Difícil

Sigo pensando que en la opacidad de la vida dormida, la opacidad propia del recuerdo y del olvido, hay más claridad que en la vida despierta. Queda claro, por ejemplo, que vivir una vida es difícil. Digo una en vez de la porque los sueños, siguiéndoles el juego a Onetti y a Baldi, me muestran otras vidas posibles. Y en la vida dormida la trama se complica siempre. Los lugares cambian, las personas que vemos son otras personas, las situaciones se nos vuelven inmanejables, corremos angustiados sin ir a ningún lado, tomamos decisiones que no se entienden, nos satisfacemos cumpliendo un deseo mientras al mismo tiempo sabemos que es solo sueño y de todo lo que nos queda, de todo lo que logramos entrever, o comprender, solo tenemos nuestra imagen, sin saber nunca cómo es ver los sueños a través de los ojos de otra persona. La vida despierta es igual, pero entre tanto vértigo, entre tantas cosas para hacer y entre tanto bla bla bla nos perdemos, nos distraemos y creemos, algunos más, otros menos, que la cosa puede ser, así de una, fácil.

¿Por qué ella lo visitaba sueños? Si ya había pasado tanto tiempo que sus caras casi no existían para el otro, por qué estaba ahí como un día que se repite. Había una fiesta en el tinglado el colegio, Él tenía que elegir a alguien para una cena especial en el patio. Se paseó entre las mesas redondas con invitados. Buscaba sin sentirse motivado por alguien en especial y, de pronto, ella apareció luminosamente. Él voló a su alrededor.

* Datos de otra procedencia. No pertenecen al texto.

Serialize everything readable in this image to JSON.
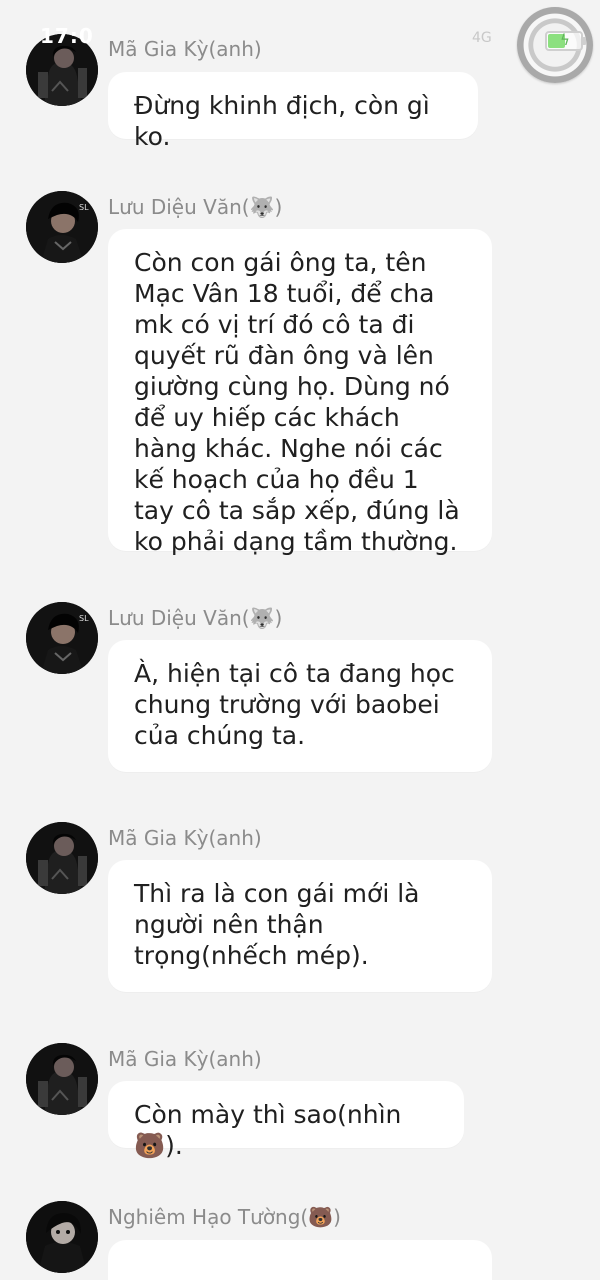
{
  "status_bar": {
    "time": "17:0",
    "network": "4G"
  },
  "messages": [
    {
      "sender": "Mã Gia Kỳ(anh)",
      "text": "Đừng khinh địch, còn gì ko.",
      "avatar": "profile-avatar-1"
    },
    {
      "sender": "Lưu Diệu Văn(🐺)",
      "text": "Còn con gái ông ta, tên Mạc Vân 18 tuổi, để cha mk có vị trí đó cô ta đi quyết rũ đàn ông và lên giường cùng họ. Dùng nó để uy hiếp các khách hàng khác. Nghe nói các kế hoạch của họ đều 1 tay cô ta sắp xếp, đúng là ko phải dạng tầm thường.",
      "avatar": "profile-avatar-2"
    },
    {
      "sender": "Lưu Diệu Văn(🐺)",
      "text": "À, hiện tại cô ta đang học chung trường với baobei của chúng ta.",
      "avatar": "profile-avatar-2"
    },
    {
      "sender": "Mã Gia Kỳ(anh)",
      "text": "Thì ra là con gái mới là người nên thận trọng(nhếch mép).",
      "avatar": "profile-avatar-1"
    },
    {
      "sender": "Mã Gia Kỳ(anh)",
      "text": "Còn mày thì sao(nhìn 🐻).",
      "avatar": "profile-avatar-1"
    },
    {
      "sender": "Nghiêm Hạo Tường(🐻)",
      "text": "",
      "avatar": "profile-avatar-3"
    }
  ],
  "colors": {
    "background": "#f3f3f3",
    "bubble": "#ffffff",
    "name_text": "#8b8b8b",
    "message_text": "#202020"
  }
}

-¿Te gustaría comer conmigo?

En el patio la cocina estaba al aire libre, cerca de las mesas. La fiesta terminaba. Dos camareros salieron a buscarlos. Entraron al patio y un grupo de niños los rodearon, jugaron con una máscara gigante. Unos chicos más grandes se quedaron en el patio y pidieron témperas, querían llenar de flores el piso del patio. Les provocaron ternura hasta que quisieron pintar entre sus pies mientras comían. Ella dijo que sabía magia, que si querían crear la lluvia sólo hacía falta dibujarla –y se largó a llover. Aunque estaban en el medio del patio no se mojaron. Pero todos los demás sí y comenzaron a irse. Las mesas quedaron con los cubiertos puestos, las sillas corridas, algunas ollas humeantes, y muchas servilletas, arrugadas o hechas un bollito. La lluvia repiqueteaba por todas partes y sonaba a metal, a madera, a chapoteo; llovía desde muy lejos y la negrura de la noche parecía multiplicarse y crecer hasta lugares que sólo podíamos oír. Levantamos la cabeza hacia el cielo, sentimos la frescura de la tierra. Abandonamos el patio ya vacío y algo lúgubre, pasamos entre las mesas sin tocarlas, cruzamos un pasillo estrecho y salimos a un salón que tenía las paredes cubiertas por espejos y estaba ocupado por unos cubos de hielo inmensos. Empezamos a mover los cubos por todo el piso, a medida que se derretían  nos íbamos quedando cada vez más quietos, mirándonos en un sueño para decirnos algo que nunca nos dijimos.